Это счастья былого утраченный дол,
Та страна, из которой когда-то
Я по залитой золотом тропке ушел
И куда больше нет мне возврата.

«В темноту и в туман отплывает паром…»

В темноту и в туман отплывает паром,
Хрипло птицы вдогон прокричали…
Кто, ты думаешь, встретит тебя на другом
Берегу, на летейском причале?

Был да сплыл жалкий раб, твой покорный лакей,
Не рассчитывай, деспот мой милый,
Вновь найти его в граде свободных людей,
В справедливой стране за могилой.

Томас Гарди (1840–1928)

Родился в графстве Дорсет (на юго-западе Англии) в семье каменщика. Шестнадцати лет поступил работать помощником архитектора и несколько лет усиленно изучал архитектуру.

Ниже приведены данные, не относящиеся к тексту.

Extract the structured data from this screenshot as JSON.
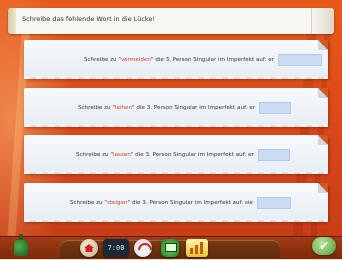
{
  "header": {
    "title": "Schreibe das fehlende Wort in die Lücke!"
  },
  "exercises": [
    {
      "prefix": "Schreibe zu \"",
      "verb": "vermeiden",
      "suffix": "\" die 3. Person Singular im Imperfekt auf: er",
      "answer": ""
    },
    {
      "prefix": "Schreibe zu \"",
      "verb": "leihen",
      "suffix": "\" die 3. Person Singular im Imperfekt auf: er",
      "answer": ""
    },
    {
      "prefix": "Schreibe zu \"",
      "verb": "lassen",
      "suffix": "\" die 3. Person Singular im Imperfekt auf: er",
      "answer": ""
    },
    {
      "prefix": "Schreibe zu \"",
      "verb": "steigen",
      "suffix": "\" die 3. Person Singular im Imperfekt auf: sie",
      "answer": ""
    }
  ],
  "toolbar": {
    "clock_text": "7:00",
    "icons": [
      "home-icon",
      "clock-icon",
      "gauge-icon",
      "monitor-icon",
      "chart-icon"
    ],
    "check_label": "✔"
  },
  "colors": {
    "verb": "#d23b1e",
    "background": "#d8461a",
    "answer_field": "#c9dcf3",
    "check": "#4f9b3a"
  }
}
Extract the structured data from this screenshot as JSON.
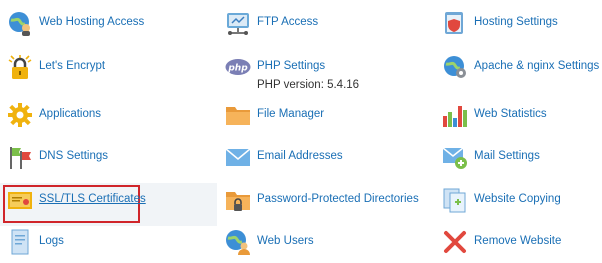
{
  "items": {
    "web_hosting_access": {
      "label": "Web Hosting Access",
      "icon": "globe-user-icon"
    },
    "ftp_access": {
      "label": "FTP Access",
      "icon": "ftp-folder-icon"
    },
    "hosting_settings": {
      "label": "Hosting Settings",
      "icon": "hosting-settings-icon"
    },
    "lets_encrypt": {
      "label": "Let's Encrypt",
      "icon": "lock-icon"
    },
    "php_settings": {
      "label": "PHP Settings",
      "sub": "PHP version: 5.4.16",
      "icon": "php-icon"
    },
    "apache_nginx": {
      "label": "Apache & nginx Settings",
      "icon": "apache-settings-icon"
    },
    "applications": {
      "label": "Applications",
      "icon": "gear-icon"
    },
    "file_manager": {
      "label": "File Manager",
      "icon": "folder-icon"
    },
    "web_statistics": {
      "label": "Web Statistics",
      "icon": "bar-chart-icon"
    },
    "dns_settings": {
      "label": "DNS Settings",
      "icon": "flags-icon"
    },
    "email_addresses": {
      "label": "Email Addresses",
      "icon": "envelope-icon"
    },
    "mail_settings": {
      "label": "Mail Settings",
      "icon": "mail-settings-icon"
    },
    "ssl_tls": {
      "label": "SSL/TLS Certificates",
      "icon": "certificate-icon"
    },
    "password_dirs": {
      "label": "Password-Protected Directories",
      "icon": "locked-folder-icon"
    },
    "website_copying": {
      "label": "Website Copying",
      "icon": "copy-pages-icon"
    },
    "logs": {
      "label": "Logs",
      "icon": "log-document-icon"
    },
    "web_users": {
      "label": "Web Users",
      "icon": "web-users-icon"
    },
    "remove_website": {
      "label": "Remove Website",
      "icon": "red-x-icon"
    }
  },
  "colors": {
    "link": "#1a6fb5",
    "highlight_border": "#d0252a",
    "highlight_bg": "#f1f4f7"
  }
}
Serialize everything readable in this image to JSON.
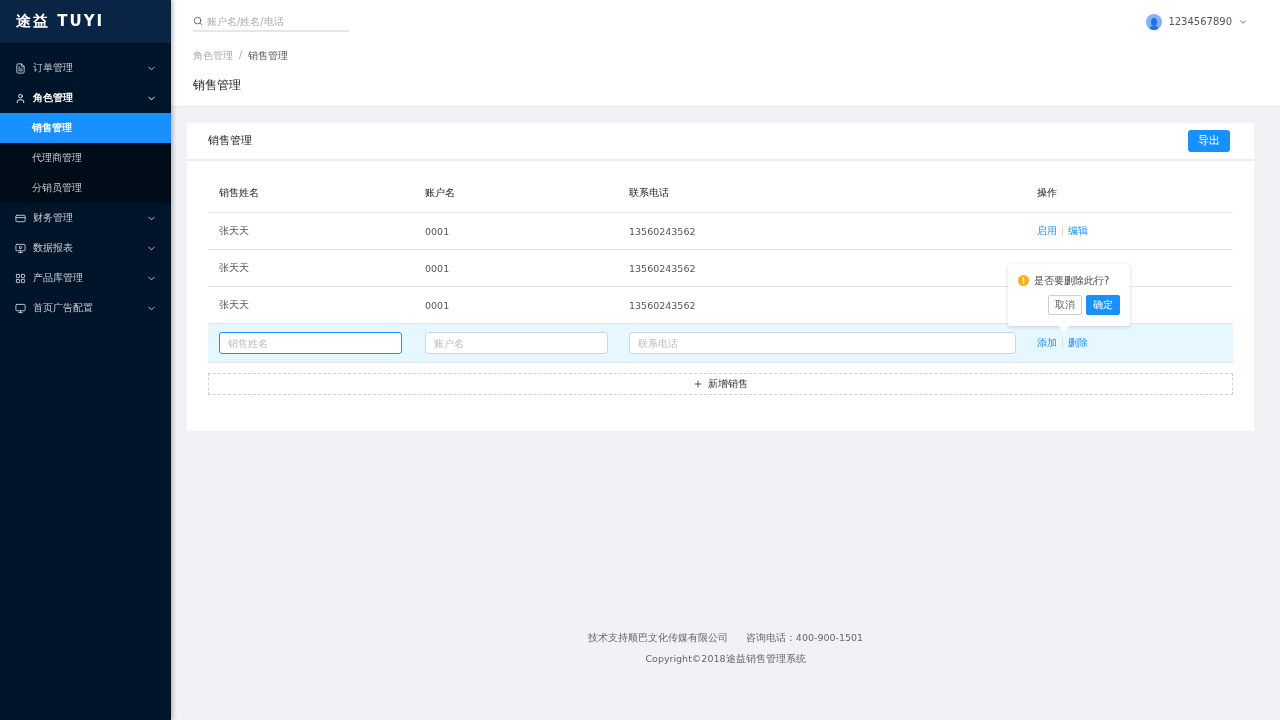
{
  "logo": {
    "text": "途益 TUYI"
  },
  "sidebar": {
    "items": [
      {
        "label": "订单管理",
        "expanded": false
      },
      {
        "label": "角色管理",
        "expanded": true,
        "children": [
          {
            "label": "销售管理",
            "selected": true
          },
          {
            "label": "代理商管理",
            "selected": false
          },
          {
            "label": "分销员管理",
            "selected": false
          }
        ]
      },
      {
        "label": "财务管理",
        "expanded": false
      },
      {
        "label": "数据报表",
        "expanded": false
      },
      {
        "label": "产品库管理",
        "expanded": false
      },
      {
        "label": "首页广告配置",
        "expanded": false
      }
    ]
  },
  "search": {
    "placeholder": "账户名/姓名/电话"
  },
  "user": {
    "name": "1234567890"
  },
  "breadcrumb": {
    "items": [
      "角色管理",
      "销售管理"
    ],
    "separator": "/"
  },
  "page_title": "销售管理",
  "card": {
    "title": "销售管理",
    "export_button": "导出",
    "table": {
      "columns": [
        "销售姓名",
        "账户名",
        "联系电话",
        "操作"
      ],
      "rows": [
        {
          "name": "张天天",
          "account": "0001",
          "phone": "13560243562",
          "actions": [
            "启用",
            "编辑"
          ]
        },
        {
          "name": "张天天",
          "account": "0001",
          "phone": "13560243562"
        },
        {
          "name": "张天天",
          "account": "0001",
          "phone": "13560243562"
        }
      ],
      "new_row": {
        "placeholders": [
          "销售姓名",
          "账户名",
          "联系电话"
        ],
        "actions": [
          "添加",
          "删除"
        ],
        "popover": {
          "message": "是否要删除此行?",
          "cancel": "取消",
          "confirm": "确定"
        }
      }
    },
    "add_button": "新增销售"
  },
  "footer": {
    "lines": [
      "技术支持顺巴文化传媒有限公司",
      "咨询电话：400-900-1501",
      "Copyright©2018途益销售管理系统"
    ]
  }
}
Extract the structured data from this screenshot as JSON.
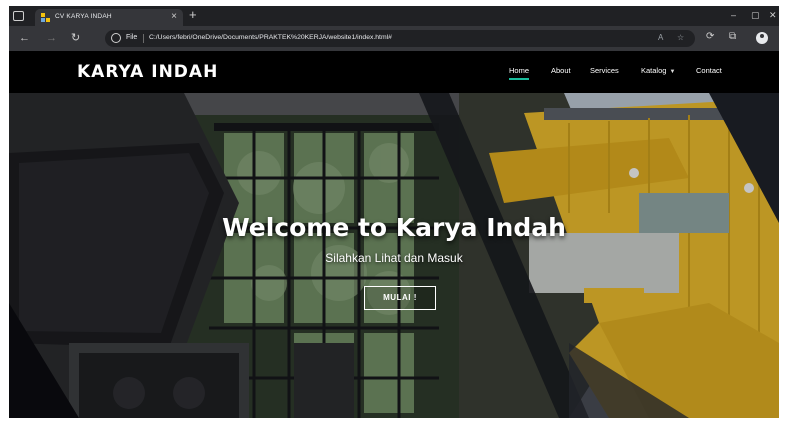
{
  "browser": {
    "tab": {
      "title": "CV KARYA INDAH",
      "close": "×"
    },
    "new_tab": "+",
    "window_controls": {
      "minimize": "–",
      "maximize": "▢",
      "close": "✕"
    },
    "nav": {
      "back": "←",
      "forward": "→",
      "reload": "↻"
    },
    "address": {
      "scheme_label": "File",
      "url": "C:/Users/febri/OneDrive/Documents/PRAKTEK%20KERJA/website1/index.html#"
    },
    "icons": [
      "tab-actions-icon",
      "read-aloud-icon",
      "favorites-icon",
      "collections-icon",
      "profile-icon",
      "more-icon"
    ]
  },
  "site": {
    "brand": "KARYA INDAH",
    "nav": [
      {
        "label": "Home",
        "active": true
      },
      {
        "label": "About",
        "active": false
      },
      {
        "label": "Services",
        "active": false
      },
      {
        "label": "Katalog",
        "active": false,
        "dropdown": true
      },
      {
        "label": "Contact",
        "active": false
      }
    ],
    "hero": {
      "title": "Welcome to Karya Indah",
      "subtitle": "Silahkan Lihat dan Masuk",
      "button": "MULAI !"
    },
    "colors": {
      "navbar": "#000000",
      "accent": "#1abc9c",
      "container": "#e6b82c",
      "sky": "#b9c4cf"
    }
  }
}
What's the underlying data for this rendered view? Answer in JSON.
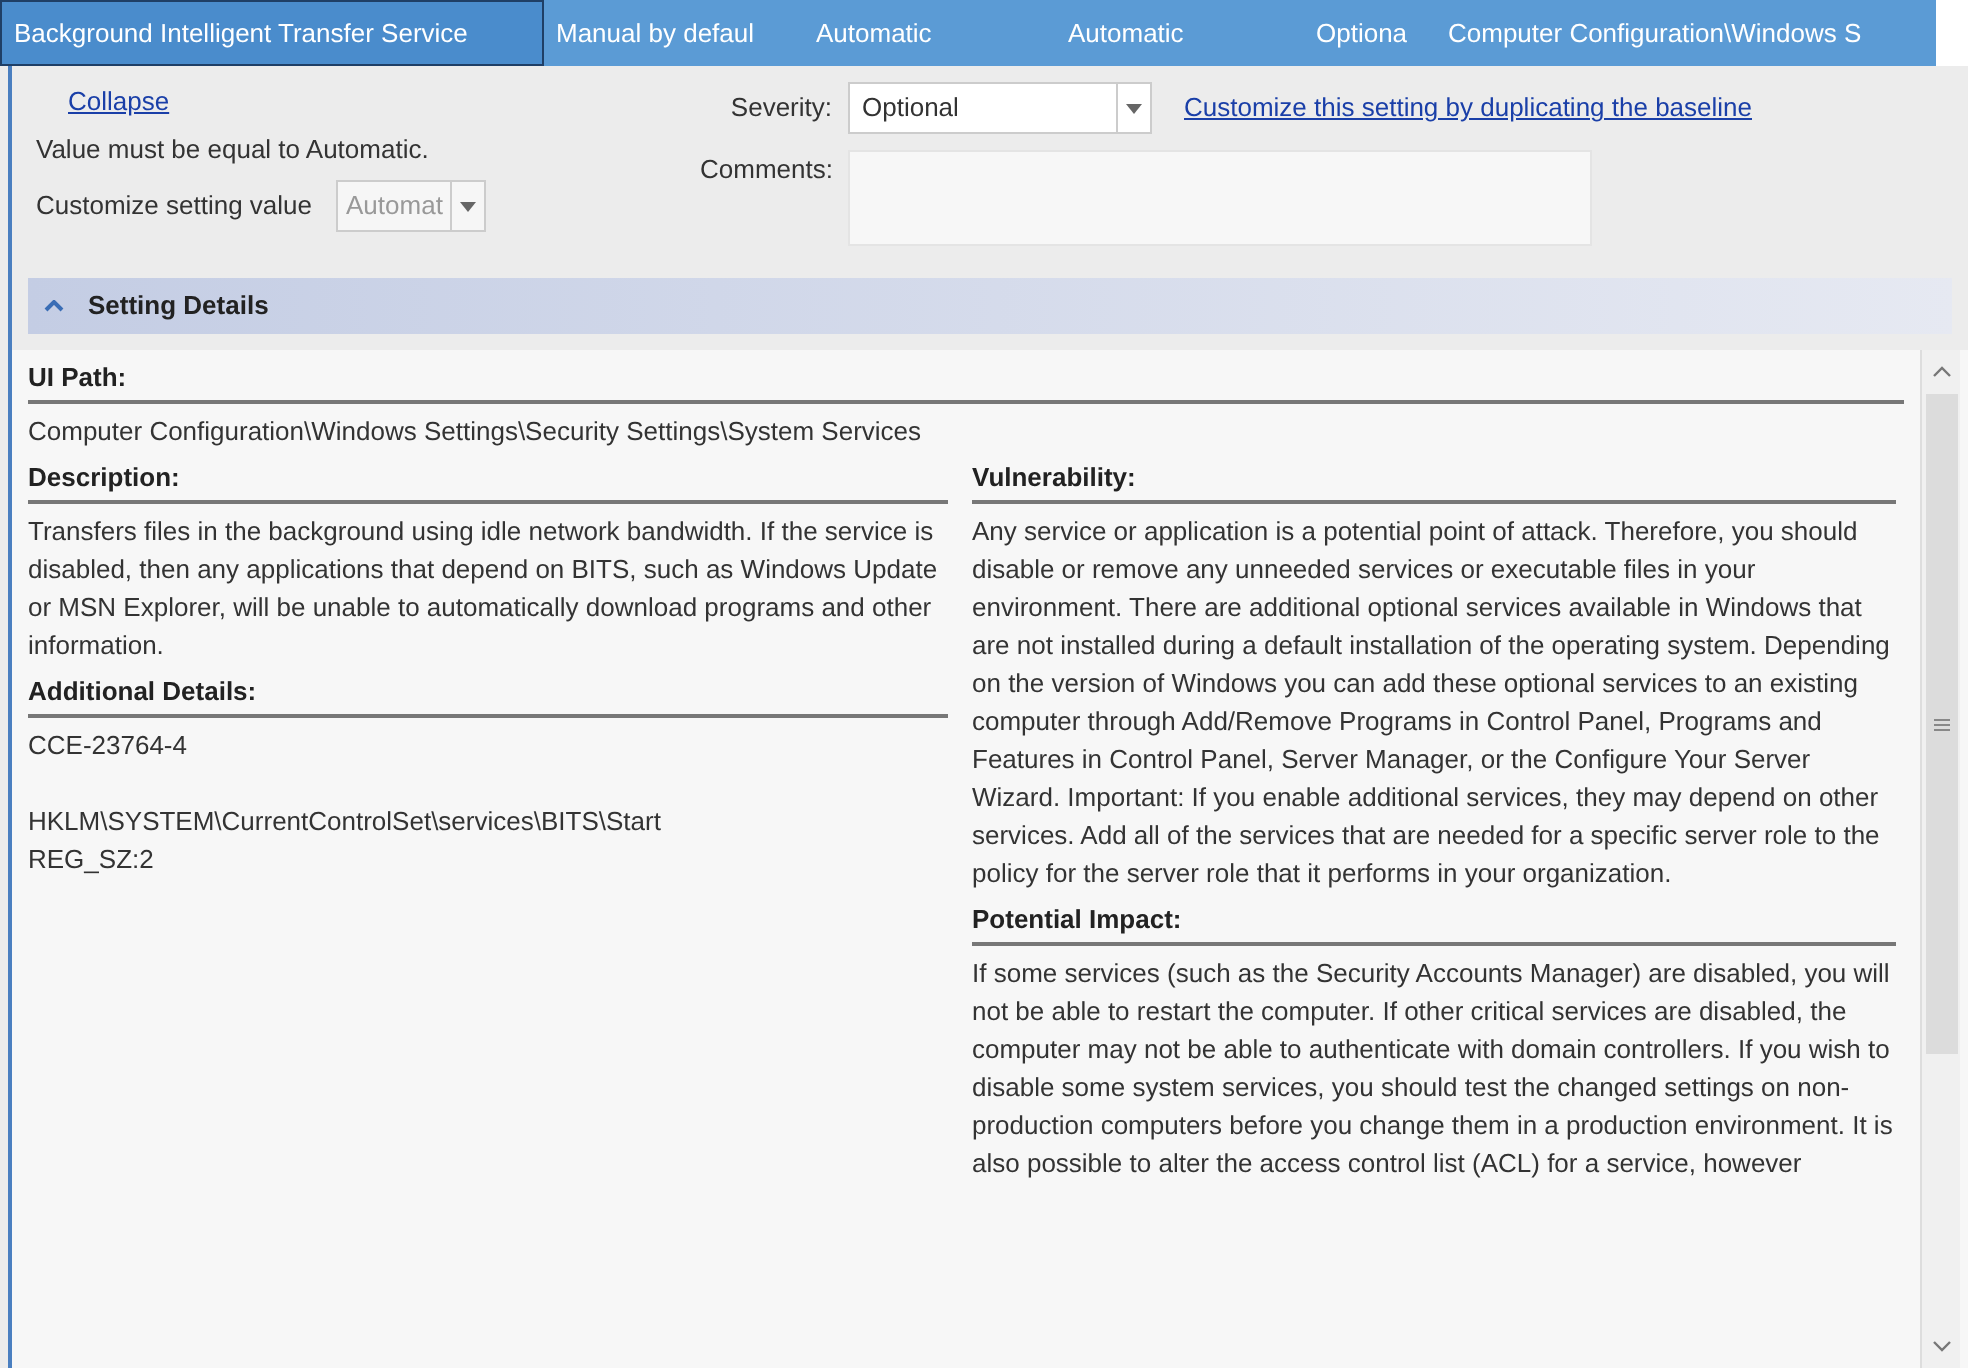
{
  "header_row": [
    {
      "text": "Background Intelligent Transfer Service",
      "selected": true
    },
    {
      "text": "Manual by defaul",
      "selected": false
    },
    {
      "text": "Automatic",
      "selected": false
    },
    {
      "text": "Automatic",
      "selected": false
    },
    {
      "text": "Optiona",
      "selected": false
    },
    {
      "text": "Computer Configuration\\Windows S",
      "selected": false
    }
  ],
  "panel": {
    "collapse_link": "Collapse",
    "rule_text": "Value must be equal to Automatic.",
    "customize_label": "Customize setting value",
    "customize_value": {
      "value": "Automat",
      "disabled": true
    },
    "severity_label": "Severity:",
    "severity_value": "Optional",
    "customize_link": "Customize this setting by duplicating the baseline",
    "comments_label": "Comments:"
  },
  "section": {
    "title": "Setting Details",
    "expanded": true
  },
  "details": {
    "ui_path_label": "UI Path:",
    "ui_path": "Computer Configuration\\Windows Settings\\Security Settings\\System Services",
    "description_label": "Description:",
    "description": "Transfers files in the background using idle network bandwidth. If the service is disabled, then any applications that depend on BITS, such as Windows Update or MSN Explorer, will be unable to automatically download programs and other information.",
    "additional_label": "Additional Details:",
    "additional_lines": [
      "CCE-23764-4"
    ],
    "registry_lines": [
      "HKLM\\SYSTEM\\CurrentControlSet\\services\\BITS\\Start",
      "REG_SZ:2"
    ],
    "vulnerability_label": "Vulnerability:",
    "vulnerability": "Any service or application is a potential point of attack. Therefore, you should disable or remove any unneeded services or executable files in your environment. There are additional optional services available in Windows that are not installed during a default installation of the operating system. Depending on the version of Windows you can add these optional services to an existing computer through Add/Remove Programs in Control Panel, Programs and Features in Control Panel, Server Manager, or the Configure Your Server Wizard. Important: If you enable additional services, they may depend on other services. Add all of the services that are needed for a specific server role to the policy for the server role that it performs in your organization.",
    "impact_label": "Potential Impact:",
    "impact": "If some services (such as the Security Accounts Manager) are disabled, you will not be able to restart the computer. If other critical services are disabled, the computer may not be able to authenticate with domain controllers. If you wish to disable some system services, you should test the changed settings on non-production computers before you change them in a production environment. It is also possible to alter the access control list (ACL) for a service, however"
  }
}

В 1862 году начинается его литературная деятельность. На протяжении почти полувека Гарди один за другим печатает свои романы, среди которых – такие знаменитые, как «Мэр Кэстербриджа» (1886) и «Тэсс из рода д'Эрбервиллей» (1891). Свои стихи Гарди начал публиковать лишь на склоне лет. Острая ностальгия по прошлому, смиряемая разумом, – доминанта лучших его стихотворений. Интересно английское эссе Бродского, посвященное Томасу Гарди, в переводе оно называется несколько неловко: «С любовью к неодушевленному».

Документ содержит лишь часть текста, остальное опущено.